0
votes

I am using R and the caret package for a classification task. For feature elimination I am using rfe, which has different options, among them, what is the metric that I want to maximize/minimize.

The problem is that rfe accepts metrics such as RMSE, kappa, and I want to use a different metric to maximize, in mi case I want to maximize ScoreQuadraticWeightedKappa from the Metrics library, but I don't know how to do that.

I have the following code:

control <- rfeControl(functions = rfFuncs, method="cv", number=2)
results <- rfe(dataset[, -59], dataset[, 59], 
               sizes = c(1:58), rfeControl = control)

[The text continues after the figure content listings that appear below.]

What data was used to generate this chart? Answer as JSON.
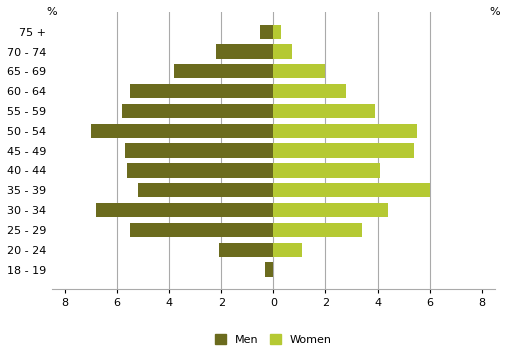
{
  "age_groups": [
    "75 +",
    "70 - 74",
    "65 - 69",
    "60 - 64",
    "55 - 59",
    "50 - 54",
    "45 - 49",
    "40 - 44",
    "35 - 39",
    "30 - 34",
    "25 - 29",
    "20 - 24",
    "18 - 19"
  ],
  "men": [
    -0.5,
    -2.2,
    -3.8,
    -5.5,
    -5.8,
    -7.0,
    -5.7,
    -5.6,
    -5.2,
    -6.8,
    -5.5,
    -2.1,
    -0.3
  ],
  "women": [
    0.3,
    0.7,
    2.0,
    2.8,
    3.9,
    5.5,
    5.4,
    4.1,
    6.0,
    4.4,
    3.4,
    1.1,
    0.0
  ],
  "men_color": "#6b6b1e",
  "women_color": "#b5c933",
  "xlim": [
    -8.5,
    8.5
  ],
  "xticks": [
    -8,
    -6,
    -4,
    -2,
    0,
    2,
    4,
    6,
    8
  ],
  "xticklabels": [
    "8",
    "6",
    "4",
    "2",
    "0",
    "2",
    "4",
    "6",
    "8"
  ],
  "grid_color": "#aaaaaa",
  "background_color": "#ffffff",
  "bar_height": 0.72
}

How do I edit it, for rfe to maximize ScoreQuadraticWeightedKappa?

1

1 Answers

0
votes

You need to modify the postResample function, or create your own function that's similar, and then insert it into rfFuncs$summary. The default postResample function here below:

> postResample
function (pred, obs) 
{
    isNA <- is.na(pred)
    pred <- pred[!isNA]
    obs <- obs[!isNA]
    if (!is.factor(obs) & is.numeric(obs)) {
        if (length(obs) + length(pred) == 0) {
            out <- rep(NA, 2)
        }
        else {
            if (length(unique(pred)) < 2 || length(unique(obs)) < 
                2) {
                resamplCor <- NA
            }
            else {
                resamplCor <- try(cor(pred, obs, use = "pairwise.complete.obs"), 
                  silent = TRUE)
                if (class(resamplCor) == "try-error") 
                  resamplCor <- NA
            }
            mse <- mean((pred - obs)^2)
            n <- length(obs)
            out <- c(sqrt(mse), resamplCor^2)
        }
        names(out) <- c("RMSE", "Rsquared")
    }
    else {
        if (length(obs) + length(pred) == 0) {
            out <- rep(NA, 2)
        }
        else {
            pred <- factor(pred, levels = levels(obs))
            requireNamespaceQuietStop("e1071")
            out <- unlist(e1071::classAgreement(table(obs, pred)))[c("diag", 
                "kappa")]
        }
        names(out) <- c("Accuracy", "Kappa")
    }
    if (any(is.nan(out))) 
        out[is.nan(out)] <- NA
    out
}

More specifically, since you are doing classification, you will need to modify the portion of postResample that says:

    else {
        if (length(obs) + length(pred) == 0) {
            out <- rep(NA, 2)
        }
        else {
            pred <- factor(pred, levels = levels(obs))
            requireNamespaceQuietStop("e1071")
            out <- unlist(e1071::classAgreement(table(obs, pred)))[c("diag", 
                                    "kappa")]
        }
        names(out) <- c("Accuracy", "Kappa")
    }

After you've edited postResample, or created your own equivalent function, you can run:

rfFuncs$summary <- function (data, lev = NULL, model = NULL) {
    if (is.character(data$obs)) 
        data$obs <- factor(data$obs, levels = lev)
    postResample(data[, "pred"], data[, "obs"])
}

Just make sure postResample has been edited or replace it with the name of your equivalent function.